La création de ce « maillon intermédiaire » s'appuie sur la littérature scientifique, qui indique que plus une personne reste longtemps sans consommer de drogue et a l'occasion de s'exercer à la sobriété, plus elle a de chances d'adopter un mode de vie sobre et durable.
C'est également une question de bon sens financier pour nos contribuables. Le centre résidentiel à haute intensité de prise en charge est le maillon le plus coûteux du système de soins. Traiter une personne pendant 14 à 17 jours dans ce centre, la renvoyer dans la communauté, la voir rechuter rapidement et la voir revenir dans ce même centre : ce cycle sans fin coûte très cher au contribuable. D'un point de vue financier, il est bien plus judicieux de maintenir les personnes plus longtemps dans le système de soins, où leurs chances de rester sobres augmentent et où le coût pour le contribuable est moindre.
Il faut également tenir compte du fait que, dans le cadre de notre système actuel, certaines de ces personnes font une rechute, se retrouvent sans domicile fixe et finissent par séjourner dans des hôtels ou des centres d'hébergement, ce qui représente un coût élevé. D'autres sombrent dans la délinquance, au détriment de la sécurité publique et avec des répercussions financières. Le fait est qu'une personne dont le rétablissement est stable a beaucoup plus de chances de trouver et de conserver un emploi, ainsi que de se loger de manière permanente.
Il a fallu plus d'un an à notre groupe, mais nous avons réussi à convaincre l'administration Scott d'inclure le financement de ce « maillon intermédiaire » dans le projet de budget du gouverneur. L'administration a donné suite à notre demande en proposant une enveloppe de 1,5 million de dollars, qui permettra de créer 15 places.
C'est désormais à l'Assemblée législative du Vermont de décider s'il convient ou non de donner suite à ce projet, et je l'exhorte vivement à le faire. Il serait tout simplement tragique de retirer ces fonds du budget pour les affecter à d'autres fins. Nous ne pouvons pas attendre un autre exercice biennal pour nous attaquer à ce problème. Des personnes meurent actuellement d’overdoses de fentanyl et de xylazine. Nous devons nous mettre à la page sur le plan scientifique et suivre l’exemple des autres États. Il n’y a pas si longtemps, le Vermont faisait figure de référence nationale en matière de traitement médicalement assisté et de modèle « hub-and-spoke » pour le traitement de la dépendance à l’héroïne. Mais les temps ont changé : face à des drogues bien plus dangereuses, une approche différente s’impose.

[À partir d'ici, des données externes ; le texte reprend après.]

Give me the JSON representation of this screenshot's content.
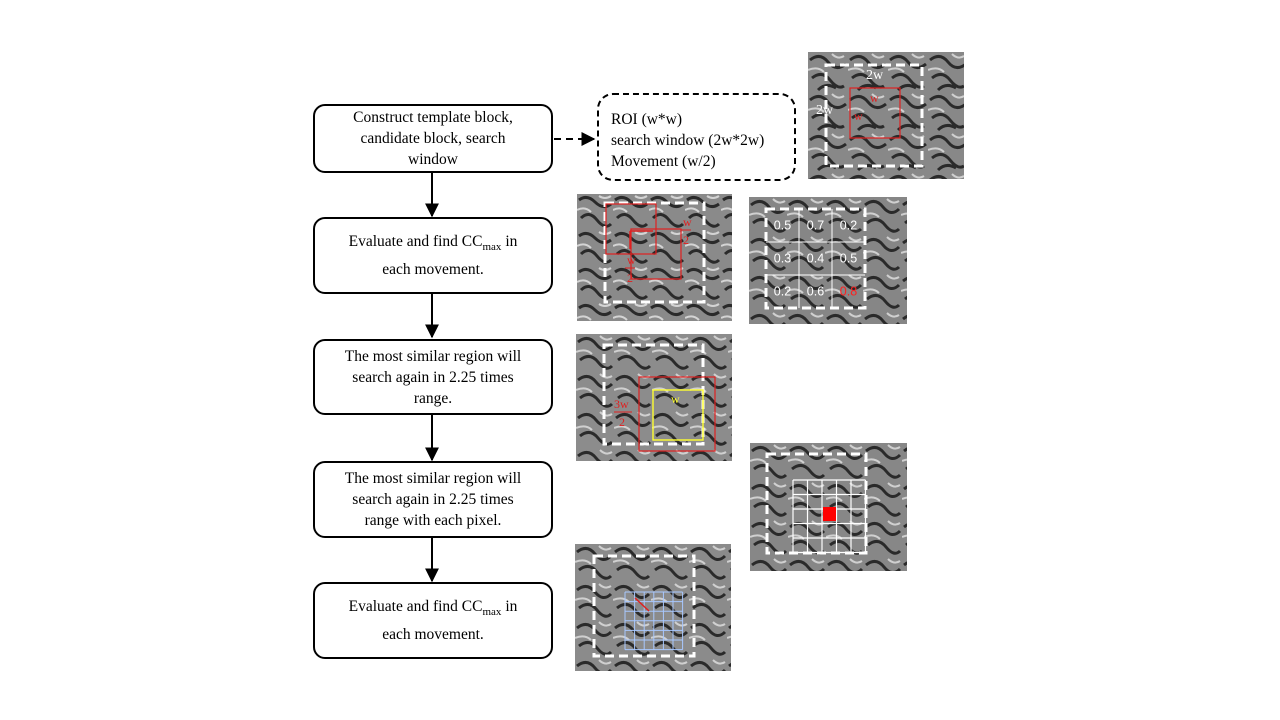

Je demande à l'Assemblée législative du Vermont de faire ce qu'il faut et d'adopter la proposition du gouvernement. Cela n'a rien à voir avec les clivages politiques entre la gauche et la droite. Il s'agit d'une question de science et d'économies , et, surtout, sauver des vies.
Cordialement
Mark Redmond Directeur général de l'




Excellent, très bien formulé. En tant que Vermontais, j'approuve.